La luz perdida del verano se fija en nuestros párpados. El verdor, la suavidad del aire, la caricia del contorno celeste, todo llega en forma de recuerdo, partiendo desde el instante mismo de su llegada. Más que fugacidad, el verano parece condenado a vivir en el pasado hoy mismo; es engaño, ilusión destinada a darnos ánimo, a volver soportable la fatiga, la vida en la oscuridad, los ojos desconcertados en las mazmorras. Mientras tanto, dejemos que la tarde nos toque con su ilusión, con sus mentiras y su dulzura. Olvidemos los látigos, el dolor en los huesos, el peso que curva nuestra espalda.

Trampas

Suelen decir que las lesiones musculares generan una memoria profunda, casi oculta. El músculo queda susceptible a repetir la lesión, independientemente de su total rehabilitación. Aun cuando el resto del organismo pueda generar una protección y soporte adicional a la zona afectada, esa memoria de la lesión se vuelve una característica de la conducta del músculo, una condición del comportamiento del mismo. El músculo lesionado simula, repite en su memoria la lesión y se lastima sin haber una causa evidente. De manera similar al torbellino que captura a los adictos y los sumerge en un comportamiento que los ahogará, el músculo inventa y reincide en una situación de la que ya se ha curado. Vemos a estos individuos levantar los brazos con timidez, caminar con torpeza, levantar objetos del piso con gran dificultad, víctimas del recuerdo de un dolor que ya no existe.
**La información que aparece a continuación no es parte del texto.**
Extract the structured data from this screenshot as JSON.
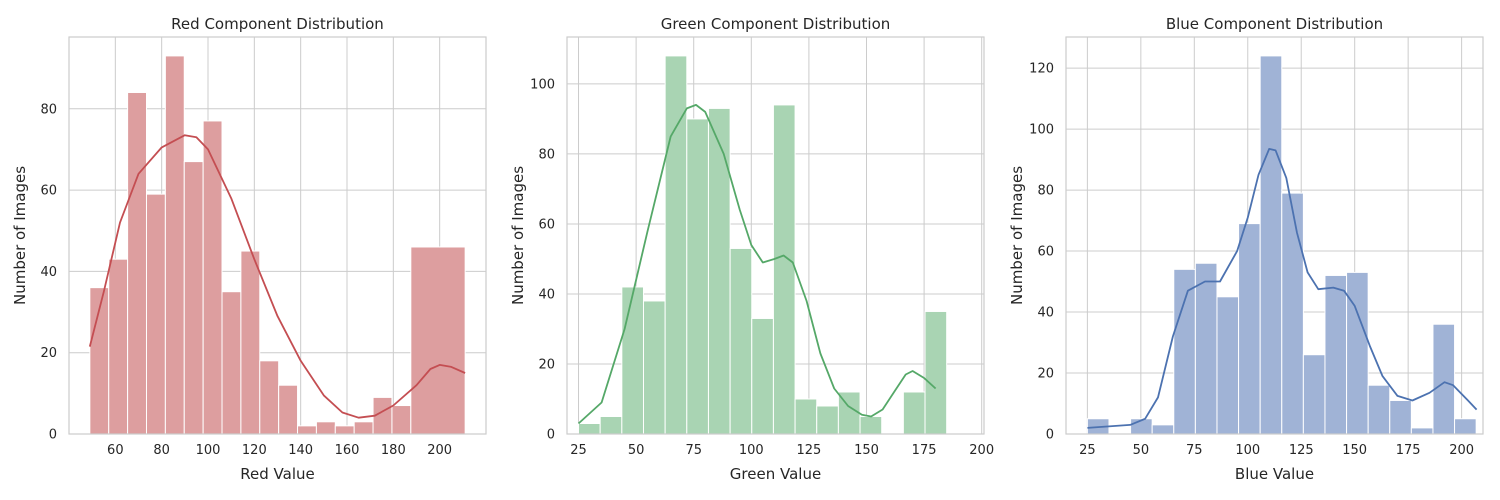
{
  "chart_data": [
    {
      "type": "bar",
      "title": "Red Component Distribution",
      "xlabel": "Red Value",
      "ylabel": "Number of Images",
      "color": "#c44e52",
      "bar_fill": "#dd9e9f",
      "xlim": [
        40,
        220
      ],
      "ylim": [
        0,
        97.65
      ],
      "xticks": [
        60,
        80,
        100,
        120,
        140,
        160,
        180,
        200
      ],
      "yticks": [
        0,
        20,
        40,
        60,
        80
      ],
      "grid": true,
      "bins": [
        {
          "x0": 49.0,
          "x1": 57.15,
          "count": 36
        },
        {
          "x0": 57.15,
          "x1": 65.3,
          "count": 43
        },
        {
          "x0": 65.3,
          "x1": 73.45,
          "count": 84
        },
        {
          "x0": 73.45,
          "x1": 81.6,
          "count": 59
        },
        {
          "x0": 81.6,
          "x1": 89.75,
          "count": 93
        },
        {
          "x0": 89.75,
          "x1": 97.9,
          "count": 67
        },
        {
          "x0": 97.9,
          "x1": 106.05,
          "count": 77
        },
        {
          "x0": 106.05,
          "x1": 114.2,
          "count": 35
        },
        {
          "x0": 114.2,
          "x1": 122.35,
          "count": 45
        },
        {
          "x0": 122.35,
          "x1": 130.5,
          "count": 18
        },
        {
          "x0": 130.5,
          "x1": 138.65,
          "count": 12
        },
        {
          "x0": 138.65,
          "x1": 146.8,
          "count": 2
        },
        {
          "x0": 146.8,
          "x1": 154.95,
          "count": 3
        },
        {
          "x0": 154.95,
          "x1": 163.1,
          "count": 2
        },
        {
          "x0": 163.1,
          "x1": 171.25,
          "count": 3
        },
        {
          "x0": 171.25,
          "x1": 179.4,
          "count": 9
        },
        {
          "x0": 179.4,
          "x1": 187.55,
          "count": 7
        },
        {
          "x0": 187.55,
          "x1": 211.0,
          "count": 46
        }
      ],
      "kde": [
        [
          49,
          21.5
        ],
        [
          55,
          35
        ],
        [
          62,
          52
        ],
        [
          70,
          64
        ],
        [
          80,
          70.5
        ],
        [
          90,
          73.5
        ],
        [
          95,
          73
        ],
        [
          100,
          70
        ],
        [
          110,
          58
        ],
        [
          120,
          43
        ],
        [
          130,
          29
        ],
        [
          140,
          18
        ],
        [
          150,
          9.5
        ],
        [
          158,
          5.3
        ],
        [
          165,
          4.0
        ],
        [
          172,
          4.5
        ],
        [
          180,
          7
        ],
        [
          190,
          12
        ],
        [
          196,
          16
        ],
        [
          200,
          17
        ],
        [
          205,
          16.5
        ],
        [
          211,
          15
        ]
      ]
    },
    {
      "type": "bar",
      "title": "Green Component Distribution",
      "xlabel": "Green Value",
      "ylabel": "Number of Images",
      "color": "#55a868",
      "bar_fill": "#a9d4b3",
      "xlim": [
        20,
        201
      ],
      "ylim": [
        0,
        113.4
      ],
      "xticks": [
        25,
        50,
        75,
        100,
        125,
        150,
        175,
        200
      ],
      "yticks": [
        0,
        20,
        40,
        60,
        80,
        100
      ],
      "grid": true,
      "bins": [
        {
          "x0": 25.0,
          "x1": 34.4,
          "count": 3
        },
        {
          "x0": 34.4,
          "x1": 43.8,
          "count": 5
        },
        {
          "x0": 43.8,
          "x1": 53.2,
          "count": 42
        },
        {
          "x0": 53.2,
          "x1": 62.6,
          "count": 38
        },
        {
          "x0": 62.6,
          "x1": 72.0,
          "count": 108
        },
        {
          "x0": 72.0,
          "x1": 81.4,
          "count": 90
        },
        {
          "x0": 81.4,
          "x1": 90.8,
          "count": 93
        },
        {
          "x0": 90.8,
          "x1": 100.2,
          "count": 53
        },
        {
          "x0": 100.2,
          "x1": 109.6,
          "count": 33
        },
        {
          "x0": 109.6,
          "x1": 119.0,
          "count": 94
        },
        {
          "x0": 119.0,
          "x1": 128.4,
          "count": 10
        },
        {
          "x0": 128.4,
          "x1": 137.8,
          "count": 8
        },
        {
          "x0": 137.8,
          "x1": 147.2,
          "count": 12
        },
        {
          "x0": 147.2,
          "x1": 156.6,
          "count": 5
        },
        {
          "x0": 156.6,
          "x1": 166.0,
          "count": 0
        },
        {
          "x0": 166.0,
          "x1": 175.4,
          "count": 12
        },
        {
          "x0": 175.4,
          "x1": 184.8,
          "count": 35
        }
      ],
      "kde": [
        [
          25,
          3
        ],
        [
          35,
          9
        ],
        [
          45,
          30
        ],
        [
          55,
          58
        ],
        [
          65,
          85
        ],
        [
          72,
          93
        ],
        [
          76,
          94
        ],
        [
          80,
          92
        ],
        [
          88,
          80
        ],
        [
          95,
          64
        ],
        [
          100,
          54
        ],
        [
          105,
          49
        ],
        [
          110,
          50
        ],
        [
          114,
          51
        ],
        [
          118,
          49
        ],
        [
          124,
          38
        ],
        [
          130,
          23
        ],
        [
          136,
          13
        ],
        [
          142,
          8
        ],
        [
          148,
          5.5
        ],
        [
          152,
          5
        ],
        [
          157,
          7
        ],
        [
          162,
          12
        ],
        [
          167,
          17
        ],
        [
          170,
          18
        ],
        [
          175,
          16
        ],
        [
          180,
          13
        ]
      ]
    },
    {
      "type": "bar",
      "title": "Blue Component Distribution",
      "xlabel": "Blue Value",
      "ylabel": "Number of Images",
      "color": "#4c72b0",
      "bar_fill": "#a0b3d6",
      "xlim": [
        15,
        210
      ],
      "ylim": [
        0,
        130.2
      ],
      "xticks": [
        25,
        50,
        75,
        100,
        125,
        150,
        175,
        200
      ],
      "yticks": [
        0,
        20,
        40,
        60,
        80,
        100,
        120
      ],
      "grid": true,
      "bins": [
        {
          "x0": 25.0,
          "x1": 35.1,
          "count": 5
        },
        {
          "x0": 35.1,
          "x1": 45.2,
          "count": 0
        },
        {
          "x0": 45.2,
          "x1": 55.3,
          "count": 5
        },
        {
          "x0": 55.3,
          "x1": 65.4,
          "count": 3
        },
        {
          "x0": 65.4,
          "x1": 75.5,
          "count": 54
        },
        {
          "x0": 75.5,
          "x1": 85.6,
          "count": 56
        },
        {
          "x0": 85.6,
          "x1": 95.7,
          "count": 45
        },
        {
          "x0": 95.7,
          "x1": 105.8,
          "count": 69
        },
        {
          "x0": 105.8,
          "x1": 115.9,
          "count": 124
        },
        {
          "x0": 115.9,
          "x1": 126.0,
          "count": 79
        },
        {
          "x0": 126.0,
          "x1": 136.1,
          "count": 26
        },
        {
          "x0": 136.1,
          "x1": 146.2,
          "count": 52
        },
        {
          "x0": 146.2,
          "x1": 156.3,
          "count": 53
        },
        {
          "x0": 156.3,
          "x1": 166.4,
          "count": 16
        },
        {
          "x0": 166.4,
          "x1": 176.5,
          "count": 11
        },
        {
          "x0": 176.5,
          "x1": 186.6,
          "count": 2
        },
        {
          "x0": 186.6,
          "x1": 196.7,
          "count": 36
        },
        {
          "x0": 196.7,
          "x1": 206.8,
          "count": 5
        }
      ],
      "kde": [
        [
          25,
          2
        ],
        [
          35,
          2.5
        ],
        [
          45,
          3
        ],
        [
          52,
          5
        ],
        [
          58,
          12
        ],
        [
          65,
          32
        ],
        [
          72,
          47
        ],
        [
          80,
          50
        ],
        [
          87,
          50
        ],
        [
          95,
          60
        ],
        [
          100,
          71
        ],
        [
          105,
          85
        ],
        [
          110,
          93.5
        ],
        [
          113,
          93
        ],
        [
          118,
          84
        ],
        [
          123,
          66
        ],
        [
          128,
          53
        ],
        [
          133,
          47.5
        ],
        [
          140,
          48
        ],
        [
          145,
          47
        ],
        [
          150,
          42
        ],
        [
          157,
          29
        ],
        [
          163,
          19
        ],
        [
          170,
          12.5
        ],
        [
          177,
          11
        ],
        [
          185,
          13.5
        ],
        [
          192,
          17
        ],
        [
          196,
          16
        ],
        [
          203,
          11
        ],
        [
          207,
          8
        ]
      ]
    }
  ]
}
Tal es la marca del dolor o del placer que nos confina a las mismas acciones, los mismo errores, a las barreras de una discapacidad ficticia. Es un estigma que imprime permanentemente un sello y hace que tropecemos con el borde de la escalera, que derramemos el café sobre nuestra camisa o que vaguemos temerosos en la noche sabiendo que la debilidad, ampliamente superada, nos hará equivocarnos un vez más. Y otra vez.